Turning percentages back into people: personalizing quantification

By sky @ 2020-09-12T14:30 (+25)

Occasionally, I experiment with different ways to grok probabilities and statistics for myself, starting from the basics and making it personal. It involves paying attention to my emotions, and also imagining how different explanations would work for different students. (I'm often a mentor/workshop presenter for college students). If your brain is like mine or you like seeing how other people's brains work, this may be of interest. I'd also love examples in the comments of how you might apply this to your own projects.

The trick that works well for me is turning %s back into people

Example: I think my Project X can solve a problem for more people than it's currently doing. I have a survey (N=1200) which says I'm currently solving a problem for 1% of the people impacted by Issue X. I think I can definitely make that number go up. Also, I really want that number to go up; 1% seems so paltry.

I might start with:Ok, how likely do I think it is that 1% could go up to 5%, 10%, 20%?

But I think this is the wrong question to start with for me. I want to inform my intuitions about what is likely or probable, but this all feels super hypothetical. I know I'm going to want to say 20%, because I have a bunch of ideas and 20% is still low! The %s here feel too fuzzy to ground me in reality.

Alternative: Turn 1% of 1200 back into 12 people

This is 12 people who say they are positively impacted by Project X.

This helps me remember that no one is a statistic. (A post which may have inspired this idea to begin with). So, yay, 12 people!

But going from 1% to 5% still sounds unambitious and unsatisfying. I like ambitious, tenacious, hopeful goals when it comes to people getting the solutions they're looking for. That's the whole point of the project, after all. Sometimes, I can physically feel the stress over this tension. I want this number to be 100%! I want the problem solved-solved, not kinda-solved.

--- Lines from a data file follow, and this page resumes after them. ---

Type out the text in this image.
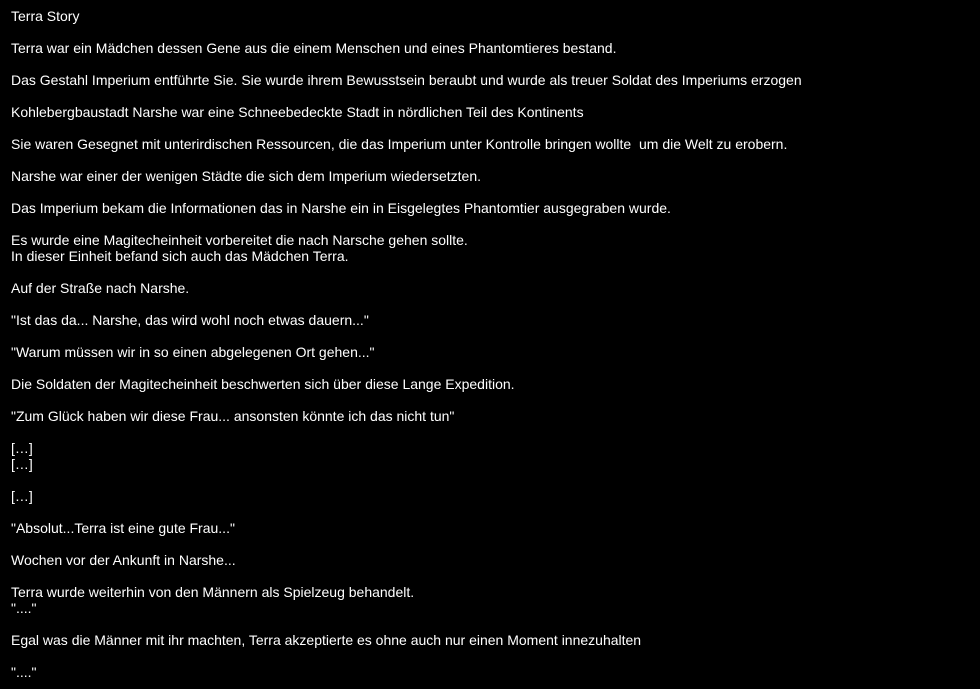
Terra Story

Terra war ein Mädchen dessen Gene aus die einem Menschen und eines Phantomtieres bestand.

Das Gestahl Imperium entführte Sie. Sie wurde ihrem Bewusstsein beraubt und wurde als treuer Soldat des Imperiums erzogen

Kohlebergbaustadt Narshe war eine Schneebedeckte Stadt in nördlichen Teil des Kontinents

Sie waren Gesegnet mit unterirdischen Ressourcen, die das Imperium unter Kontrolle bringen wollte  um die Welt zu erobern.

Narshe war einer der wenigen Städte die sich dem Imperium wiedersetzten.

Das Imperium bekam die Informationen das in Narshe ein in Eisgelegtes Phantomtier ausgegraben wurde.

Es wurde eine Magitecheinheit vorbereitet die nach Narsche gehen sollte.
In dieser Einheit befand sich auch das Mädchen Terra.

Auf der Straße nach Narshe.

"Ist das da... Narshe, das wird wohl noch etwas dauern..."

"Warum müssen wir in so einen abgelegenen Ort gehen..."

Die Soldaten der Magitecheinheit beschwerten sich über diese Lange Expedition.

"Zum Glück haben wir diese Frau... ansonsten könnte ich das nicht tun"

[…]
[…]

[…]

"Absolut...Terra ist eine gute Frau..."

Wochen vor der Ankunft in Narshe...

Terra wurde weiterhin von den Männern als Spielzeug behandelt.
"...."

Egal was die Männer mit ihr machten, Terra akzeptierte es ohne auch nur einen Moment innezuhalten

"...."
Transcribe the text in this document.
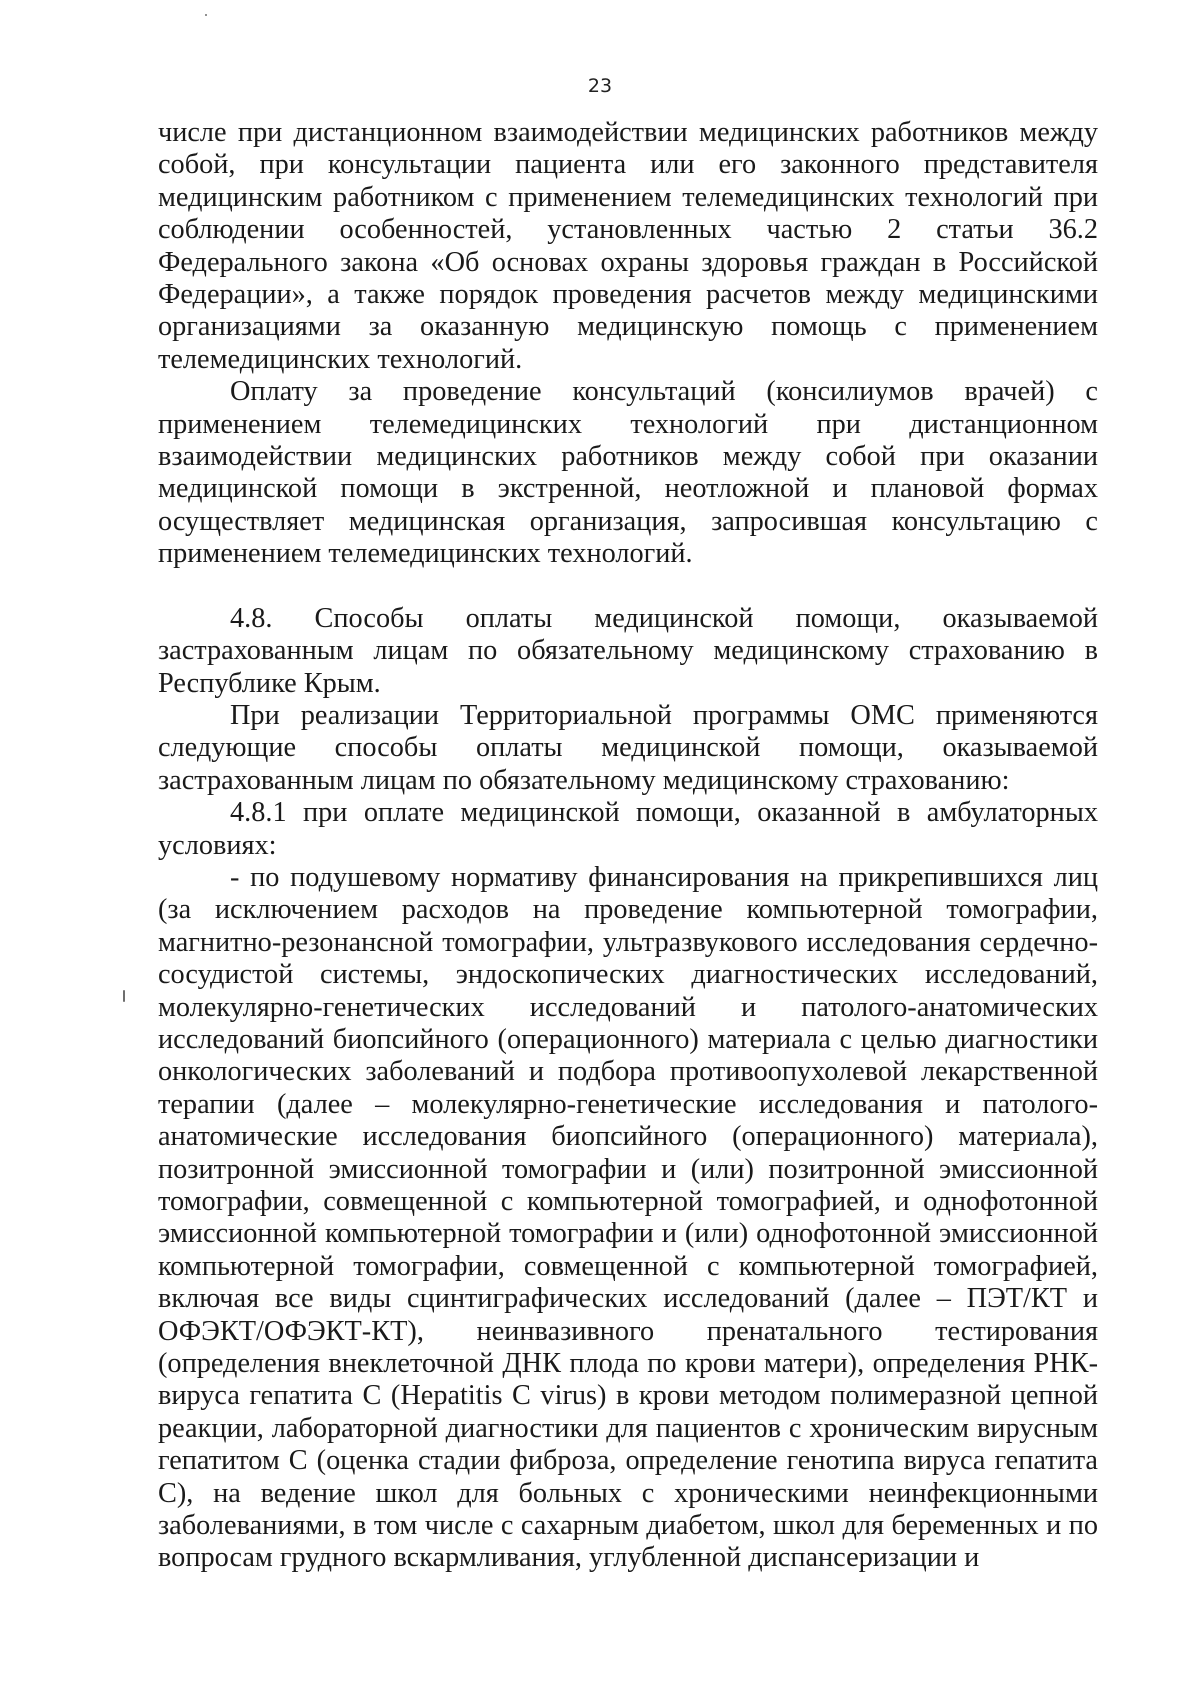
23

числе при дистанционном взаимодействии медицинских работников между собой, при консультации пациента или его законного представителя медицинским работником с применением телемедицинских технологий при соблюдении особенностей, установленных частью 2 статьи 36.2 Федерального закона «Об основах охраны здоровья граждан в Российской Федерации», а также порядок проведения расчетов между медицинскими организациями за оказанную медицинскую помощь с применением телемедицинских технологий.

Оплату за проведение консультаций (консилиумов врачей) с применением телемедицинских технологий при дистанционном взаимодействии медицинских работников между собой при оказании медицинской помощи в экстренной, неотложной и плановой формах осуществляет медицинская организация, запросившая консультацию с применением телемедицинских технологий.

4.8. Способы оплаты медицинской помощи, оказываемой застрахованным лицам по обязательному медицинскому страхованию в Республике Крым.

При реализации Территориальной программы ОМС применяются следующие способы оплаты медицинской помощи, оказываемой застрахованным лицам по обязательному медицинскому страхованию:

4.8.1 при оплате медицинской помощи, оказанной в амбулаторных условиях:

- по подушевому нормативу финансирования на прикрепившихся лиц (за исключением расходов на проведение компьютерной томографии, магнитно-резонансной томографии, ультразвукового исследования сердечно-сосудистой системы, эндоскопических диагностических исследований, молекулярно-генетических исследований и патолого-анатомических исследований биопсийного (операционного) материала с целью диагностики онкологических заболеваний и подбора противоопухолевой лекарственной терапии (далее – молекулярно-генетические исследования и патолого-анатомические исследования биопсийного (операционного) материала), позитронной эмиссионной томографии и (или) позитронной эмиссионной томографии, совмещенной с компьютерной томографией, и однофотонной эмиссионной компьютерной томографии и (или) однофотонной эмиссионной компьютерной томографии, совмещенной с компьютерной томографией, включая все виды сцинтиграфических исследований (далее – ПЭТ/КТ и ОФЭКТ/ОФЭКТ-КТ), неинвазивного пренатального тестирования (определения внеклеточной ДНК плода по крови матери), определения РНК-вируса гепатита С (Hepatitis C virus) в крови методом полимеразной цепной реакции, лабораторной диагностики для пациентов с хроническим вирусным гепатитом С (оценка стадии фиброза, определение генотипа вируса гепатита С), на ведение школ для больных с хроническими неинфекционными заболеваниями, в том числе с сахарным диабетом, школ для беременных и по вопросам грудного вскармливания, углубленной диспансеризации и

At this point, maybe I could remind myself or a student that "shoulding at the universe" is a recipe for frustration. I love that concept, and sometimes it works. But often, that's just another way of shoulding at myself. The fact remains that I don't want to be less ambitious about solving problems that I know are real problems for real people.

I try the percents-to-people technique again:

Now this feels different. It's humbling. But it piques my curiosity again instead of my frustration: how would we attempt that? Could we?

To return to percentages, here's one more example. Percentages can also feel daunting instead of unambitious:

That may still be daunting. But it may be easier to make estimates or compare my intuitions about different action plans this way.

If you (or your students) are like me, this is a useful approach. It gets me into the headspace of imagining creative possibilities to solve problem X, while still grounding myself within some concrete parameters rather than losing myself to shoulding.